Almost each waking hour of the day is spent in the company of a team member. We share hotel rooms so even when we are asleep there is a teammate about two feet away in an identical single bed snoring away. It is at the camps we learn to live with each other, trust each other, and respect each other. And, where we learn to deal with each other’s quirks. There are few other working environments where people are together constantly for weeks—at all meals, during almost the entire day, and then in shared rooms.

A friend of mine who is a fireman told me the firefighters spend hours together, even when off duty, because when they’re deep in a fire they need to know they can trust and rely on their workmates to save their life. Although, we are only riding bikes, knowing a teammate, being confident that he is committed to the goal of the team and will sacrifice, makes the difference between winning and losing. And, it will also make the ride, the race, and the journey that much better. Which is why we are here, riding together as a team in Valencia.
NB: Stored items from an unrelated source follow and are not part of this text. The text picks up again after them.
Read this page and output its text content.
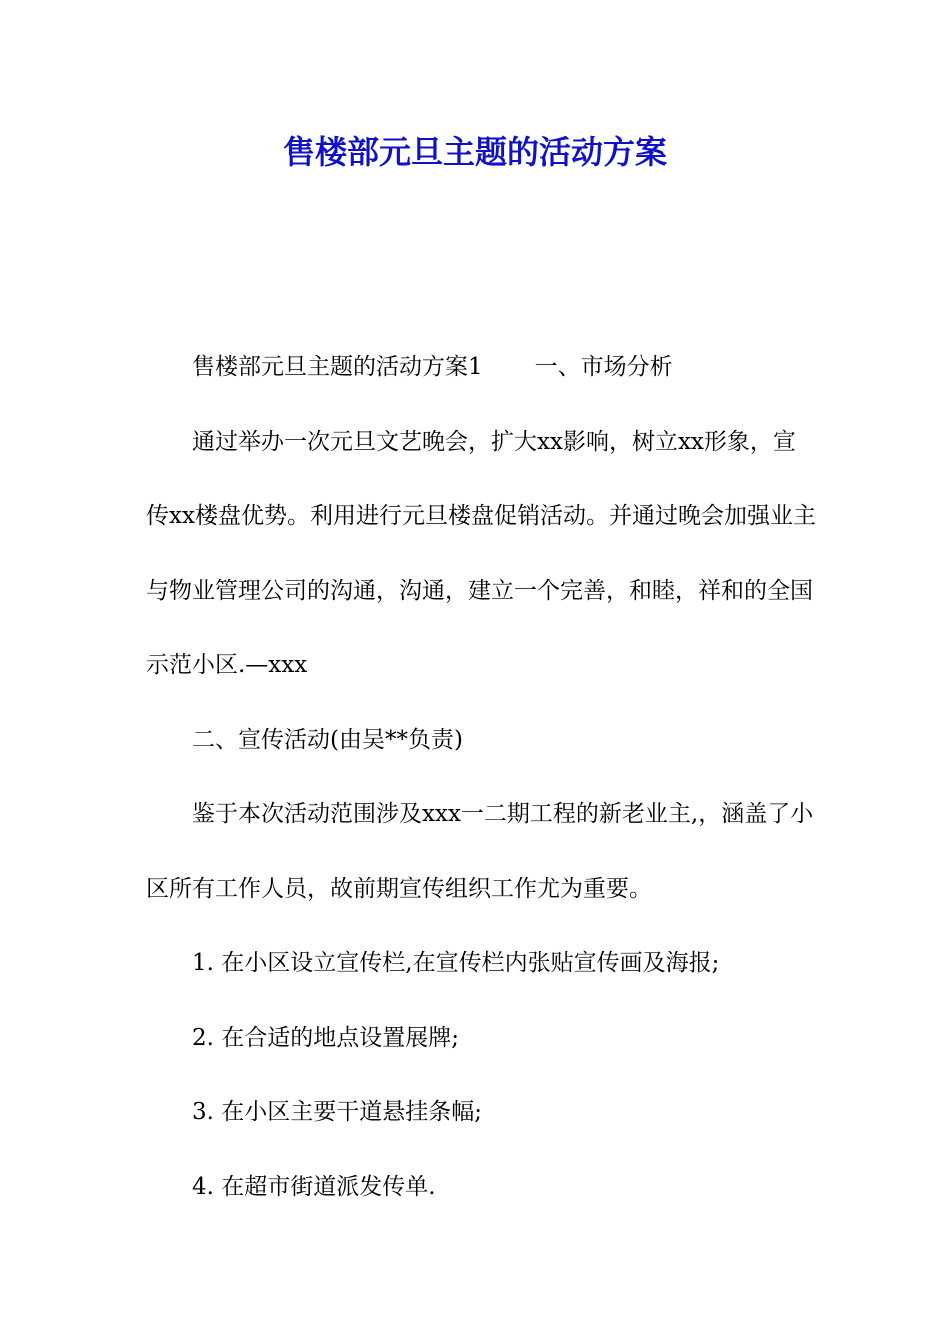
售楼部元旦主题的活动方案

售楼部元旦主题的活动方案1 一、市场分析

通过举办一次元旦文艺晚会，扩大xx影响，树立xx形象，宣传xx楼盘优势。利用进行元旦楼盘促销活动。并通过晚会加强业主与物业管理公司的沟通，沟通，建立一个完善，和睦，祥和的全国示范小区.—xxx

二、宣传活动(由吴**负责)

鉴于本次活动范围涉及xxx一二期工程的新老业主,，涵盖了小区所有工作人员，故前期宣传组织工作尤为重要。

1. 在小区设立宣传栏,在宣传栏内张贴宣传画及海报;

2. 在合适的地点设置展牌;

3. 在小区主要干道悬挂条幅;

4. 在超市街道派发传单.
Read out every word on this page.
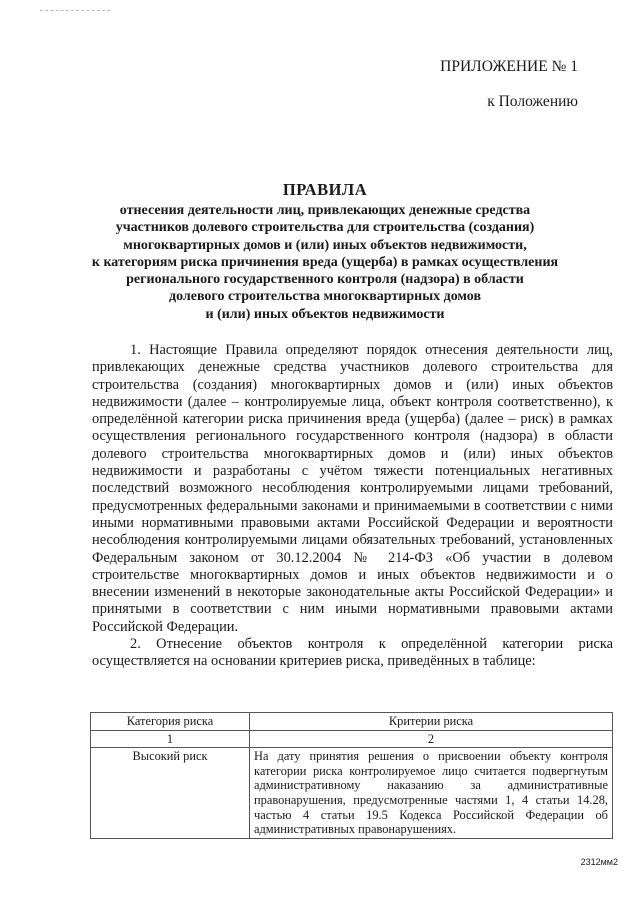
ПРИЛОЖЕНИЕ № 1
к Положению
ПРАВИЛА
отнесения деятельности лиц, привлекающих денежные средства
участников долевого строительства для строительства (создания)
многоквартирных домов и (или) иных объектов недвижимости,
к категориям риска причинения вреда (ущерба) в рамках осуществления
регионального государственного контроля (надзора) в области
долевого строительства многоквартирных домов
и (или) иных объектов недвижимости

1. Настоящие Правила определяют порядок отнесения деятельности лиц, привлекающих денежные средства участников долевого строительства для строительства (создания) многоквартирных домов и (или) иных объектов недвижимости (далее – контролируемые лица, объект контроля соответственно), к определённой категории риска причинения вреда (ущерба) (далее – риск) в рамках осуществления регионального государственного контроля (надзора) в области долевого строительства многоквартирных домов и (или) иных объектов недвижимости и разработаны с учётом тяжести потенциальных негативных последствий возможного несоблюдения контролируемыми лицами требований, предусмотренных федеральными законами и принимаемыми в соответствии с ними иными нормативными правовыми актами Российской Федерации и вероятности несоблюдения контролируемыми лицами обязательных требований, установленных Федеральным законом от 30.12.2004 № 214-ФЗ «Об участии в долевом строительстве многоквартирных домов и иных объектов недвижимости и о внесении изменений в некоторые законодательные акты Российской Федерации» и принятыми в соответствии с ним иными нормативными правовыми актами Российской Федерации.

2. Отнесение объектов контроля к определённой категории риска осуществляется на основании критериев риска, приведённых в таблице:

Категория риска	Критерии риска
1	2
Высокий риск	На дату принятия решения о присвоении объекту контроля категории риска контролируемое лицо считается подвергнутым административному наказанию за административные правонарушения, предусмотренные частями 1, 4 статьи 14.28, частью 4 статьи 19.5 Кодекса Российской Федерации об административных правонарушениях.
2312мм2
Oddly, it is on the coldest days in the harsh weather that the bond grows strongest. When faced with adversity we push each other to get through it together, and in the end, that is what it is all about. Early in the week we were faced with lousy weather. We set out under cloudy skies, which soon opened up and became rain and then snow. Frozen we persisted. We stopped occasionally to fill our bottles with hot tea and our pockets with bars and cakes. A coach once told me, “You might as well get out in the bad weather and ride—you’ll have to race in it.” Our bodies adapt to the conditions—the hardest part is getting out the door and into the rain. As the hours wore on, we hammered away to keep warm and as we reached the fourth hour the skies cleared and we rode home on dry roads. When we completed the work, there was a sense of accomplishment within the group when we returned to the hotel.

The camp is not only intended for training and bonding but also gives us time to test new equipment, adjust our positions, and have the physios and doctors take care of any physical problems.  While we rode, the coaches and technicians analyzed our performance, gave us the results, and provided advice on how we could improve. Team Sky has specialists in each specific aspect of cycling and if a question can’t be answered they’ll seek out advice from professionals beyond cycling. Nobody pretends they know every answer. The openness to new ideas not only allows the riders to improve but will also push the sport of cycling in a new, more progressive direction.

By this coming weekend, the team will be racing incessantly for the next eight months. Clearly, we will continue to build during throughout the year but it is now we must lay the foundation.